Introduction: Sweet Potato & Taro Root Chips
A tasty crispy snack high in fiber, no cholesterol, vegan and vegetarian!
Keep the cost down by making your own healthy, natural chips and no preservatives on this high powered snack; great for Game Day. These can be baked or fried.
Step 1: Prep:
Using a Mandolin or the slicing blade of a food processor. Slice thinly
1 taro root, peeled
2 sweet potatoes or yams
Place on paper towels and blot dry to remove any moisture.
Step 2: Fry or Bake
Fry: Heat oil to 365F or
Drop in one piece of vegetable, if it sizzles like in the 1st picture your oil is ready
in a wok or large deep fryer or saucepot with 3" of vegetable oil.
Using a spider (pic #2) press down the chips, turning when brown on one side.
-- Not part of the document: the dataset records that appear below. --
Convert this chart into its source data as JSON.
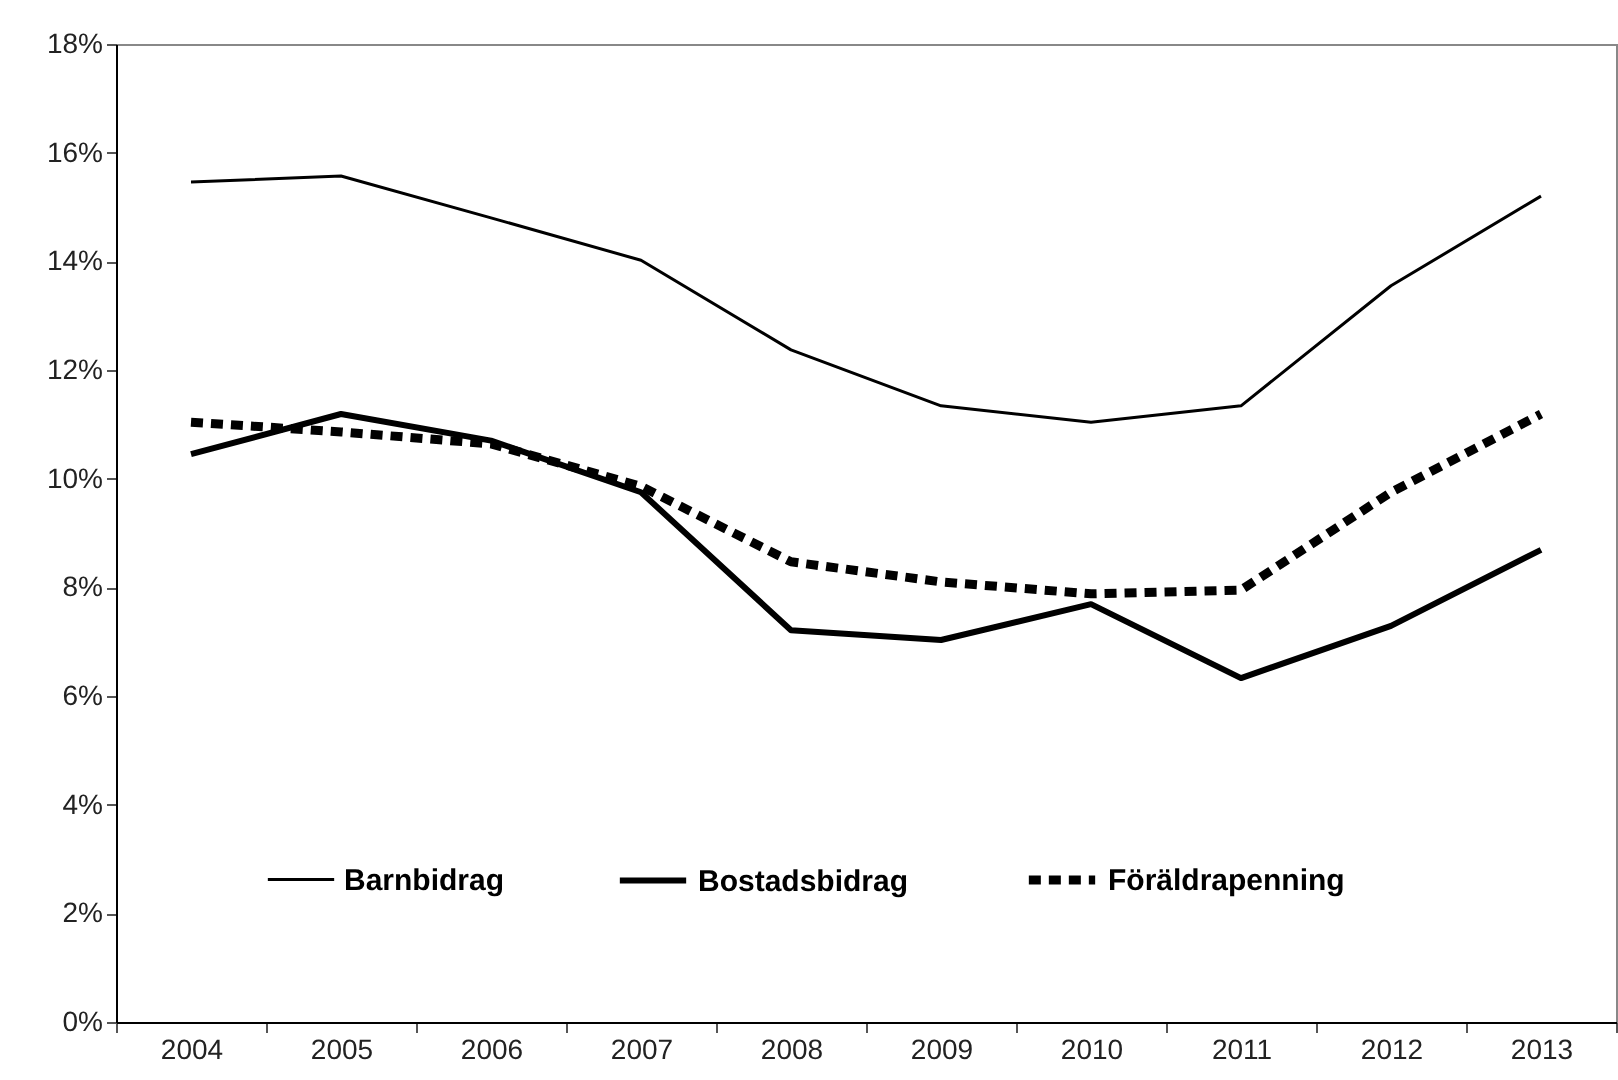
{
  "chart_data": {
    "type": "line",
    "categories": [
      "2004",
      "2005",
      "2006",
      "2007",
      "2008",
      "2009",
      "2010",
      "2011",
      "2012",
      "2013"
    ],
    "series": [
      {
        "name": "Barnbidrag",
        "color": "#000000",
        "line_style": "solid",
        "values": [
          15.46,
          15.57,
          14.8,
          14.02,
          12.37,
          11.34,
          11.04,
          11.34,
          13.55,
          15.2
        ]
      },
      {
        "name": "Bostadsbidrag",
        "color": "#000000",
        "line_style": "solid",
        "values": [
          10.45,
          11.19,
          10.7,
          9.75,
          7.21,
          7.03,
          7.69,
          6.33,
          7.29,
          8.69
        ]
      },
      {
        "name": "Föräldrapenning",
        "color": "#000000",
        "line_style": "dashed",
        "values": [
          11.04,
          10.86,
          10.64,
          9.86,
          8.47,
          8.1,
          7.88,
          7.95,
          9.75,
          11.19
        ]
      }
    ],
    "ylim": [
      0,
      18
    ],
    "yticks": [
      {
        "value": 0,
        "label": "0%"
      },
      {
        "value": 2,
        "label": "2%"
      },
      {
        "value": 4,
        "label": "4%"
      },
      {
        "value": 6,
        "label": "6%"
      },
      {
        "value": 8,
        "label": "8%"
      },
      {
        "value": 10,
        "label": "10%"
      },
      {
        "value": 12,
        "label": "12%"
      },
      {
        "value": 14,
        "label": "14%"
      },
      {
        "value": 16,
        "label": "16%"
      },
      {
        "value": 18,
        "label": "18%"
      }
    ],
    "grid": false,
    "legend": "bottom",
    "marker": "none"
  }
}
Continue to fry until both sides are golden brown. approx. 1-2min.
Drain on paper towels, blotting.
Sprinkle with salt while hot.
Separate each vegetable and place on an oiled parchment lined baking sheet.
Spray or lightly brush tops lightly with oil.
Bake until edges begin to curl on the taro root.
Yams will soften and glisten but not crisp as they have a lot of natural sugar.
Sprinkle lightly with salt immediately when removed from oven.